There are 84 thousand inhabitants, evenly divided: the Croats are the 44 percent, the Serbs the 36 percent and the remaining 20 percent is represented by Czechs, Hungarians and other ethnic groups.

The urban core is cosmopolitan and the mixed marriages are not even news.

But a different feeling of revenge has grown in the suburbs, among the Bosnian Serb minority immigrated in 1945 and replaced the German colony (that was expelled because of pro-Nazi sentiment).

Nobody, neither in Vukovar nor in Zagreb, is realizing that the door to Slavonia is about to be torn down.

The federal Army takes care of this task.

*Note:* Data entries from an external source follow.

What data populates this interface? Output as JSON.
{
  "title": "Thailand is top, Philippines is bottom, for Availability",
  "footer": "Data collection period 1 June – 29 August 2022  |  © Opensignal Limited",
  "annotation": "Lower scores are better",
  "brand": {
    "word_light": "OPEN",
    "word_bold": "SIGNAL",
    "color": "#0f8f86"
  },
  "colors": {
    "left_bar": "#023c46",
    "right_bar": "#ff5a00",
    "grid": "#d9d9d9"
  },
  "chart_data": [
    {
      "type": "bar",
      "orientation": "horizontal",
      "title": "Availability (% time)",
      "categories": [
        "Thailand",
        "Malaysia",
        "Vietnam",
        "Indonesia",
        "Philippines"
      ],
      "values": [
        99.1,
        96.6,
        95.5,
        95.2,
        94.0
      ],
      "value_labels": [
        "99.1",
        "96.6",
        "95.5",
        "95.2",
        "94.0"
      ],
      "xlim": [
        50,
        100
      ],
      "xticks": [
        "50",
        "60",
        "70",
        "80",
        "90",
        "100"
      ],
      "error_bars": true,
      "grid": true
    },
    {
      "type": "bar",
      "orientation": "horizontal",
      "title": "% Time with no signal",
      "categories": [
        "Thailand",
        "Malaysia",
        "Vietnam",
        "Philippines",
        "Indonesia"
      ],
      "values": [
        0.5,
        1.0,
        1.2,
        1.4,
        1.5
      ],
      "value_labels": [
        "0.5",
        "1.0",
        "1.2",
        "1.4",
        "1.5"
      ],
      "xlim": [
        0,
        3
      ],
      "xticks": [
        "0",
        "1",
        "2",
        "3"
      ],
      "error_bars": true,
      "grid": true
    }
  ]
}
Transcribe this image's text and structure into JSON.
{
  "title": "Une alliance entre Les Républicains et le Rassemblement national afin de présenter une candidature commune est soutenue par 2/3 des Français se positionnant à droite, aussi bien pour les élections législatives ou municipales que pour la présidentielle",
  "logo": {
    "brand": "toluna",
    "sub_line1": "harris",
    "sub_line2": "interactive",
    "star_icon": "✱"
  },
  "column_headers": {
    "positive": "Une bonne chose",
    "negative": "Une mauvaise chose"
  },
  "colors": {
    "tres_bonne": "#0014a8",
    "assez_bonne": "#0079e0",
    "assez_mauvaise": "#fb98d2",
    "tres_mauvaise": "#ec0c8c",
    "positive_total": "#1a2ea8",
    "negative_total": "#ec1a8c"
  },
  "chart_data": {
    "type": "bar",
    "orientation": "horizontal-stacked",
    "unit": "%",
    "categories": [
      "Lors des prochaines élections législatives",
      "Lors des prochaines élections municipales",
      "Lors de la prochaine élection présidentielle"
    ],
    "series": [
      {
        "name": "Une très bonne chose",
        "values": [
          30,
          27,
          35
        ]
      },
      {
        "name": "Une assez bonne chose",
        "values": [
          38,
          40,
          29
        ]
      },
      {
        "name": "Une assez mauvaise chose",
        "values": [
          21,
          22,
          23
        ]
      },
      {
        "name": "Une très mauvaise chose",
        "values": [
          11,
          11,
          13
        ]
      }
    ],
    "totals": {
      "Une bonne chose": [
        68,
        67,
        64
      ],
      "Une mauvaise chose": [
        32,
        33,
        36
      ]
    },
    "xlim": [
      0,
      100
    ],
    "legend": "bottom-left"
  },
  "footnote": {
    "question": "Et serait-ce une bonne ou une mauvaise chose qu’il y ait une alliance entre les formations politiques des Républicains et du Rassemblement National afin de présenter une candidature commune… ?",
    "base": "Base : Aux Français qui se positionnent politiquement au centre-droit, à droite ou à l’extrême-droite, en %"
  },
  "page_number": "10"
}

On August 19 Vukovar is under siege.

Vukovar, Croatia

The attack does not end with the immediate capture of the city - as the Serbs hoped - because the Croatian disbanded soldiers from the surrounding territories has gathered here.

More than a thousand volunteers support them in turning the city into a defense rampart.

However, Serbs make it a symbol to be conquered at any cost. Not only for strategic reasons, but above all to galvanize pro-Serbian public opinion.

Civilians have to secure themselves in bunkers and cellars. They suffer from hunger, cold and diseases for a time that seems endless.

Only because of the brutality shown by the federal Army in Vukovar, politicians in Brussels awake from the illusion of a united Yugoslavia.

In a joint Declaration signed by the twelve Foreign Ministers of the European Community (EEC), the «illegal use of the Yugoslav People’s Army and of irregular Serbian forces» in Vukovar is condemned. But also «possible border changes taken by force».

The Serbian government in Belgrade cannot tolerate the intervention of the EEC, seen as a humiliating abuse.

And it begins to take possession of the Yugoslav heritage.

Serbian politicians compare this Declaration to Stalin’s famous diktat to Tito in 1948, which led to the Socialist Federal Republic’s non-alignment during the Cold War.

But in 1991 the Yugoslav War has heated up and the Federation no longer exists.

And Vukovar has not seen the worst yet.